Earlier whenever the astronauts needed to test some microbes they had to send the samples back to earth, but now with a new process ISS astronauts are equipped to identify these microbes in the space itself. This could really aid in the ability to treat ailments to astronaut in real-time.
But not only that this would also help in identification of DNA based life on other planets.
It could also benefit other experiments aboard the orbiting laboratory.
Identifying microbes involves isolating the DNA of samples, and then amplifying – or making many copies – of that DNA that can then be sequenced, or identified. The investigation was broken into two parts: the collection of the microbial samples and amplification by Polymerase Chain Reaction (PCR), then sequencing and identification of the microbes.

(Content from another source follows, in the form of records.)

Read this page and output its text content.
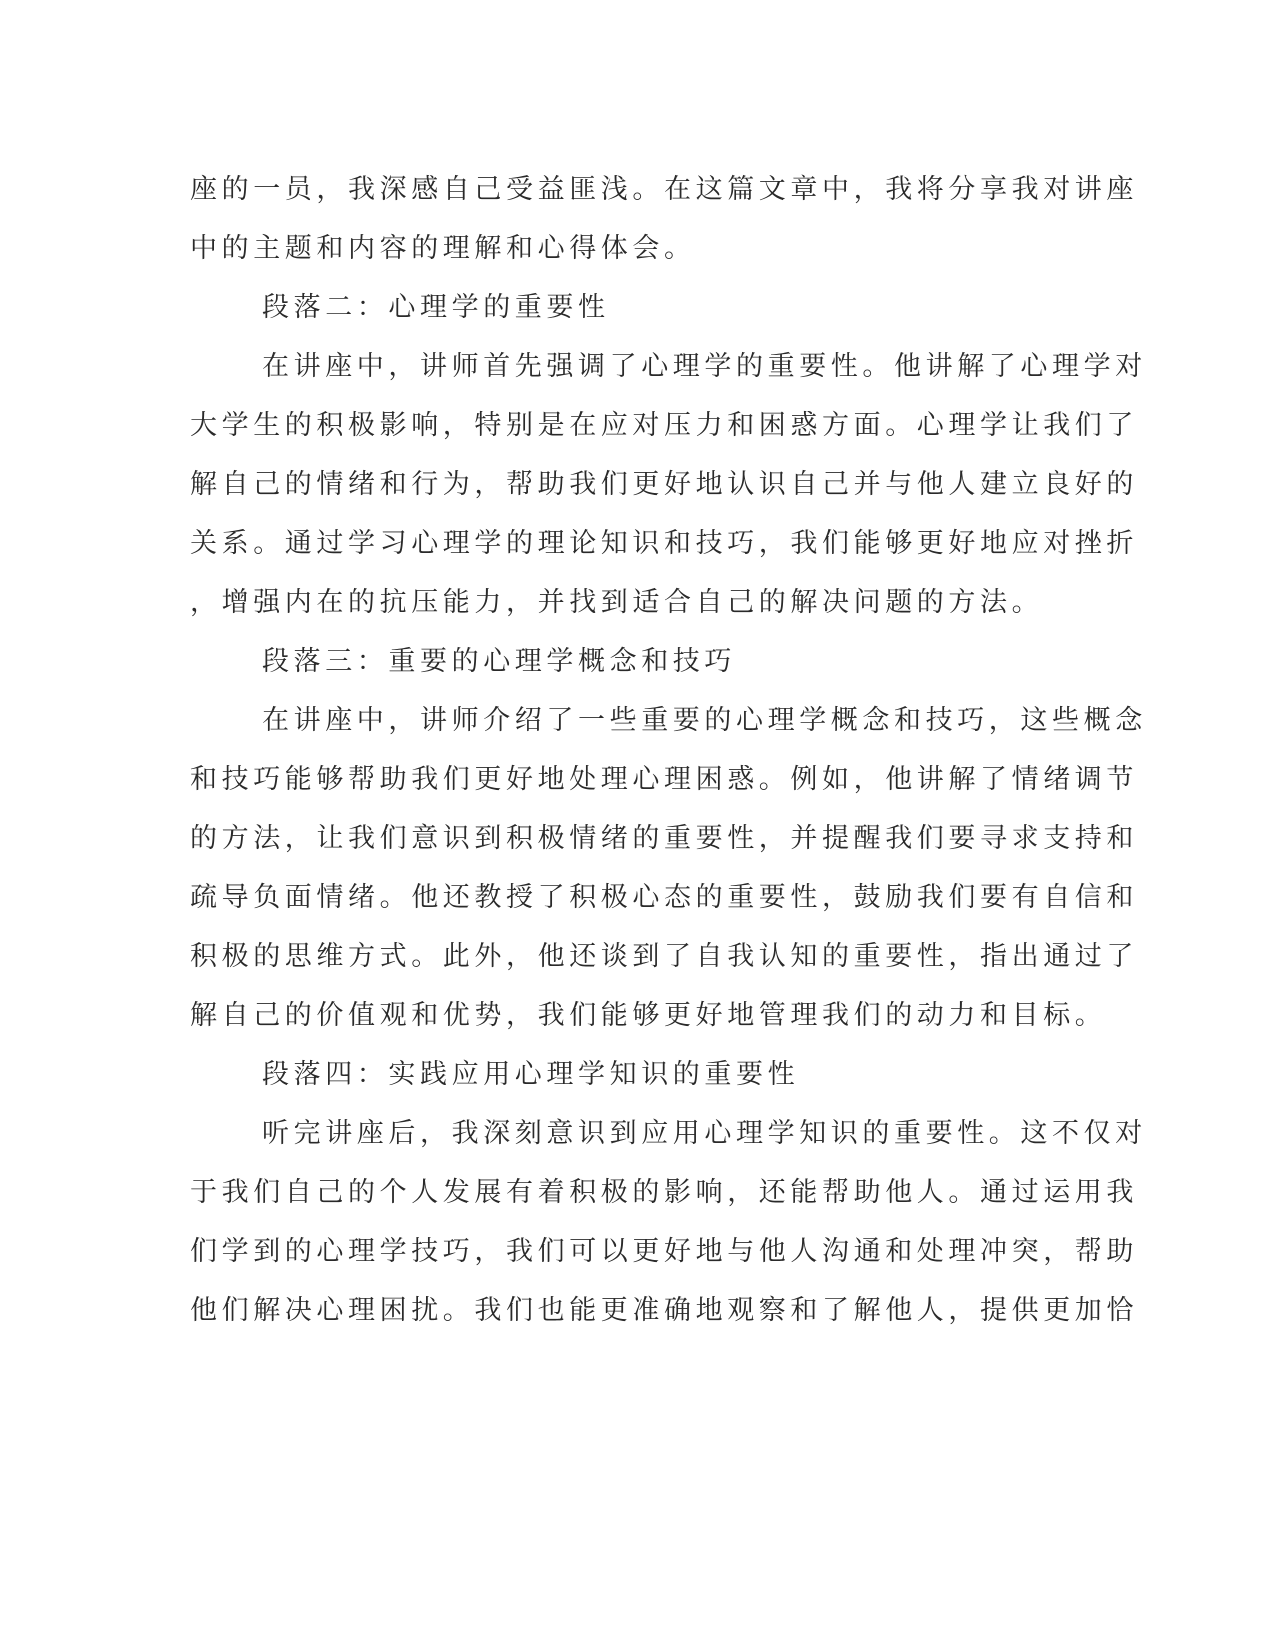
座的一员，我深感自己受益匪浅。在这篇文章中，我将分享我对讲座
中的主题和内容的理解和心得体会。
段落二：心理学的重要性
在讲座中，讲师首先强调了心理学的重要性。他讲解了心理学对
大学生的积极影响，特别是在应对压力和困惑方面。心理学让我们了
解自己的情绪和行为，帮助我们更好地认识自己并与他人建立良好的
关系。通过学习心理学的理论知识和技巧，我们能够更好地应对挫折
，增强内在的抗压能力，并找到适合自己的解决问题的方法。
段落三：重要的心理学概念和技巧
在讲座中，讲师介绍了一些重要的心理学概念和技巧，这些概念
和技巧能够帮助我们更好地处理心理困惑。例如，他讲解了情绪调节
的方法，让我们意识到积极情绪的重要性，并提醒我们要寻求支持和
疏导负面情绪。他还教授了积极心态的重要性，鼓励我们要有自信和
积极的思维方式。此外，他还谈到了自我认知的重要性，指出通过了
解自己的价值观和优势，我们能够更好地管理我们的动力和目标。
段落四：实践应用心理学知识的重要性
听完讲座后，我深刻意识到应用心理学知识的重要性。这不仅对
于我们自己的个人发展有着积极的影响，还能帮助他人。通过运用我
们学到的心理学技巧，我们可以更好地与他人沟通和处理冲突，帮助
他们解决心理困扰。我们也能更准确地观察和了解他人，提供更加恰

NASA astronaut Peggy Whitson conducted the experiment aboard the orbiting laboratory, with NASA microbiologist and the project’s Principal Investigator Sarah Wallace and her team watching and guiding her from the US. As part of regular microbial monitoring, petri plates were touched to various surfaces of the space station.
Working within the Microgravity Science Glovebox (MSG) about a week later, Whitson transferred cells from growing bacterial colonies on those plates into miniature test tubes, something that had never been done before in space.
Once the cells were successfully collected, it was time to isolate the DNA and prepare it for sequencing, enabling the identification of the unknown organisms – another first for space microbiology.
The MinION device was used to sequence the amplified DNA. The data were downlinked to the team in Houston for analysis and identification.